Il est loin le temps où l'on pouvait croire que les langues possédaient des catégories universelles, celles de la grammaire latine ou grecque. Même si l'on reste d'un certain point de vue pris dans le cadre de notions traditionnelles utilisées pour décrire ces langues et celles de la famille indo-européenne, les avancées de ces dernières années sont indéniables.

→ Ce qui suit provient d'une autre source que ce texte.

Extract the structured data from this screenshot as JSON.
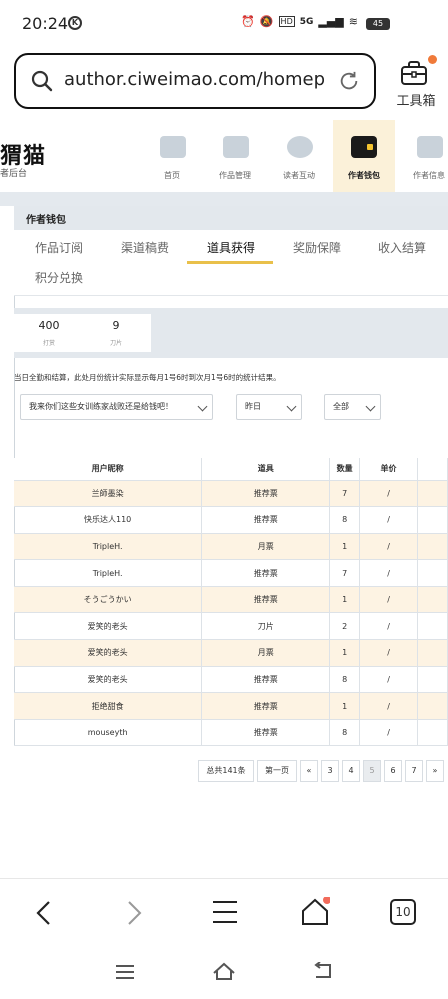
{
  "status_bar": {
    "time": "20:24",
    "k_badge": "K",
    "network": "5G",
    "battery": "45"
  },
  "browser": {
    "url": "author.ciweimao.com/homepa…",
    "toolbox_label": "工具箱"
  },
  "site": {
    "logo": "猬猫",
    "logo_sub": "者后台",
    "nav": [
      {
        "label": "首页",
        "icon": "home-icon"
      },
      {
        "label": "作品管理",
        "icon": "book-icon"
      },
      {
        "label": "读者互动",
        "icon": "paw-icon"
      },
      {
        "label": "作者钱包",
        "icon": "wallet-icon"
      },
      {
        "label": "作者信息",
        "icon": "id-card-icon"
      }
    ]
  },
  "wallet": {
    "title": "作者钱包",
    "tabs": [
      "作品订阅",
      "渠道稿费",
      "道具获得",
      "奖励保障",
      "收入结算",
      "积分兑换"
    ],
    "active_tab": "道具获得",
    "stats": [
      {
        "value": "400",
        "label": "打赏"
      },
      {
        "value": "9",
        "label": "刀片"
      }
    ],
    "notice": "当日全勤和结算，此处月份统计实际显示每月1号6时到次月1号6时的统计结果。",
    "filters": {
      "book": "我来你们这些女训练家战败还是给钱吧！",
      "date": "昨日",
      "type": "全部"
    },
    "table": {
      "headers": [
        "用户昵称",
        "道具",
        "数量",
        "单价"
      ],
      "rows": [
        [
          "兰師墨染",
          "推荐票",
          "7",
          "/"
        ],
        [
          "快乐达人110",
          "推荐票",
          "8",
          "/"
        ],
        [
          "TripleH.",
          "月票",
          "1",
          "/"
        ],
        [
          "TripleH.",
          "推荐票",
          "7",
          "/"
        ],
        [
          "そうごうかい",
          "推荐票",
          "1",
          "/"
        ],
        [
          "爱笑的老头",
          "刀片",
          "2",
          "/"
        ],
        [
          "爱笑的老头",
          "月票",
          "1",
          "/"
        ],
        [
          "爱笑的老头",
          "推荐票",
          "8",
          "/"
        ],
        [
          "拒绝甜食",
          "推荐票",
          "1",
          "/"
        ],
        [
          "mouseyth",
          "推荐票",
          "8",
          "/"
        ]
      ]
    },
    "pagination": {
      "total": "总共141条",
      "first": "第一页",
      "prev": "«",
      "pages": [
        "3",
        "4",
        "5",
        "6",
        "7"
      ],
      "current": "5",
      "next": "»"
    }
  },
  "bottom_nav": {
    "tab_count": "10"
  }
}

Classer les langues ne va pas de soi, tout point de vue adopté, tout caractère retenu pour les décrire, toute évolution étant susceptibles de faire varier la typologie. On continue souvent de les classer, comme on le fait dans les sciences de la nature, en familles, voire sous-familles, et groupes (ou genres). Ainsi, la famille indo-européenne comprend les groupes arménien, germanique, iranien, etc. Et d'anciennes typologies sont toujours utilisées pour caractériser globalement certaines langues, comme celle des langues isolantes (ou analytiques), agglutinantes, ou flexionnelles. Cette classification s'est enrichie du type dit « incorporant » ou « polysynthétique », dont les représentants sont les langues amérindiennes, dans lesquelles le « mot » peut coïncider avec la phrase.

Cependant, les problèmes de méthode, tant d'un point de vue théorique que pratique, ne cessent de se poser. Du point de vue théorique, il est par exemple souvent difficile d'utiliser les notions traditionnelles (sujet, objet, etc.) sans se poser la question de leur validité. Faire face à la complexité du matériau force par exemple à revenir sur des notions qui paraissaient simples : par exemple, l'opposition verbo-nominale ne va pas de soi et les interprétations qu'on peut en donner peuvent sensiblement varier.

Du point de vue pratique, on a d'abord à faire à la diversité des langues et à la disponibilité des corpus. Les corpus oraux manquent souvent, alors qu'ils sont fondamentaux pour l'analyse des langues dans leurs usages réels. De plus, les corpus construits ont tendance à laisser de côté certains faits importants. De même, il manque souvent d'études permettant d'atténuer le caractère subjectif de l'analyse des langues menée par des chercheurs différents. Les modes de description divergent parfois grandement, et les conclusions varient : tel chercheur étiquète du sème /tranquille /, ce qu'un autre interprète dans la même langue comme /pendu / ou /perché /. Rien là de dramatique en soi. Mais ce sont souvent les fondements mêmes sur lesquels repose la démarche des uns et des autres qui sont en cause.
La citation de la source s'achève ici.